As I may have mentioned on occasion, the title of my degree course was Control Engineering. This was a co-op course, which meant I spent two 6-month periods in industry. My first outing was an apprenticeship at Rolls Royce where I learnt how to use mills, drills, lathes, grinders… along with various forms of welding (oxyacetylene, electric arc, argon arc). My second sojourn was at an R&D laboratory for a glass foundry.

The sensors and systems we worked with were rudimentary by today’s standards. A large proportion of digital control was still implemented using relays. Process and electrical signals from factory instrumentation were predominantly stored on electro-mechanical chart recorders.

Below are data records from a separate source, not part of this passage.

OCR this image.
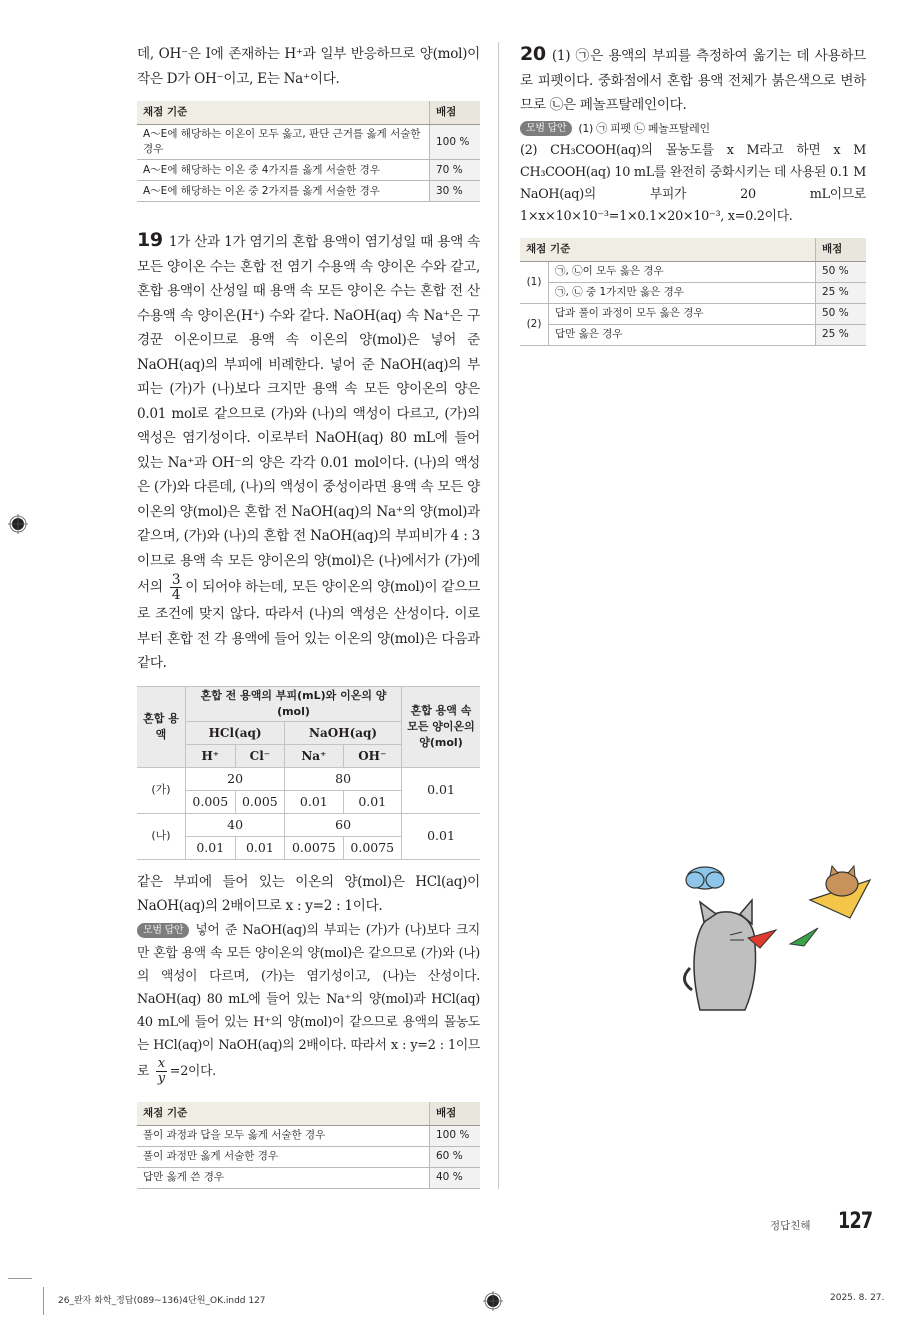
데, OH⁻은 I에 존재하는 H⁺과 일부 반응하므로 양(mol)이 작은 D가 OH⁻이고, E는 Na⁺이다.
채점 기준	배점
A～E에 해당하는 이온이 모두 옳고, 판단 근거를 옳게 서술한 경우	100 %
A～E에 해당하는 이온 중 4가지를 옳게 서술한 경우	70 %
A～E에 해당하는 이온 중 2가지를 옳게 서술한 경우	30 %
19 1가 산과 1가 염기의 혼합 용액이 염기성일 때 용액 속 모든 양이온 수는 혼합 전 염기 수용액 속 양이온 수와 같고, 혼합 용액이 산성일 때 용액 속 모든 양이온 수는 혼합 전 산 수용액 속 양이온(H⁺) 수와 같다. NaOH(aq) 속 Na⁺은 구경꾼 이온이므로 용액 속 이온의 양(mol)은 넣어 준 NaOH(aq)의 부피에 비례한다. 넣어 준 NaOH(aq)의 부피는 (가)가 (나)보다 크지만 용액 속 모든 양이온의 양은 0.01 mol로 같으므로 (가)와 (나)의 액성이 다르고, (가)의 액성은 염기성이다. 이로부터 NaOH(aq) 80 mL에 들어 있는 Na⁺과 OH⁻의 양은 각각 0.01 mol이다. (나)의 액성은 (가)와 다른데, (나)의 액성이 중성이라면 용액 속 모든 양이온의 양(mol)은 혼합 전 NaOH(aq)의 Na⁺의 양(mol)과 같으며, (가)와 (나)의 혼합 전 NaOH(aq)의 부피비가 4 : 3이므로 용액 속 모든 양이온의 양(mol)은 (나)에서가 (가)에 서의 $\frac{3}{4}$ 이 되어야 하는데, 모든 양이온의 양(mol)이 같으므로 조건에 맞지 않다. 따라서 (나)의 액성은 산성이다. 이로부터 혼합 전 각 용액에 들어 있는 이온의 양(mol)은 다음과 같다.
혼합 용액	혼합 전 용액의 부피(mL)와 이온의 양(mol)				혼합 용액 속 모든 양이온의 양(mol)
	HCl(aq)		NaOH(aq)		
	H⁺	Cl⁻	Na⁺	OH⁻	
(가)	20		80		0.01
	0.005	0.005	0.01	0.01	
(나)	40		60		0.01
	0.01	0.01	0.0075	0.0075	
같은 부피에 들어 있는 이온의 양(mol)은 HCl(aq)이 NaOH(aq)의 2배이므로 x : y=2 : 1이다.
모범 답안 넣어 준 NaOH(aq)의 부피는 (가)가 (나)보다 크지만 혼합 용액 속 모든 양이온의 양(mol)은 같으므로 (가)와 (나)의 액성이 다르며, (가)는 염기성이고, (나)는 산성이다. NaOH(aq) 80 mL에 들어 있는 Na⁺의 양(mol)과 HCl(aq) 40 mL에 들어 있는 H⁺의 양(mol)이 같으므로 용액의 몰농도는 HCl(aq)이 NaOH(aq)의 2배이다. 따라서 x : y=2 : 1이므 로 $\frac{x}{y} =2$이다.
채점 기준	배점
풀이 과정과 답을 모두 옳게 서술한 경우	100 %
풀이 과정만 옳게 서술한 경우	60 %
답만 옳게 쓴 경우	40 %
20 (1) ㉠은 용액의 부피를 측정하여 옮기는 데 사용하므로 피펫이다. 중화점에서 혼합 용액 전체가 붉은색으로 변하므로 ㉡은 페놀프탈레인이다.
모범 답안 (1) ㉠ 피펫 ㉡ 페놀프탈레인
(2) CH₃COOH(aq)의 몰농도를 x M라고 하면 x M CH₃COOH(aq) 10 mL를 완전히 중화시키는 데 사용된 0.1 M NaOH(aq)의 부피가 20 mL이므로 1×x×10×10⁻³=1×0.1×20×10⁻³, x=0.2이다.
채점 기준		배점
(1)	㉠, ㉡이 모두 옳은 경우	50 %
	㉠, ㉡ 중 1가지만 옳은 경우	25 %
(2)	답과 풀이 과정이 모두 옳은 경우	50 %
	답만 옳은 경우	25 %
정답친해 127
26_완자 화학_정답(089~136)4단원_OK.indd 127	2025. 8. 27.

All of this seems a lifetime away from the technologies of today. Sensors like 3-axis gyroscopes that used to be the size of small oil drums costing hundreds of thousands of dollars are now available implemented using microelectromechanical systems (MEMS) technologies in packages measured in millimeters costing only a few dollars.

I’m in an awesome position of being introduced to something new and exciting daily. For example, I was just chatting with the guys and gals at a company called AIRY3D. They can take a cheap-and-cheerful CMOS camera sensor and use it to capture both regular 2D images and associated 3D depth maps simultaneously in real time. This has incredible potential across the board (commercial, industrial, automotive, robotics…).

I certainly didn’t see this one coming. I bet you didn’t either. Which is why our mission here at DENA is to keep you informed as to the latest and greatest developments.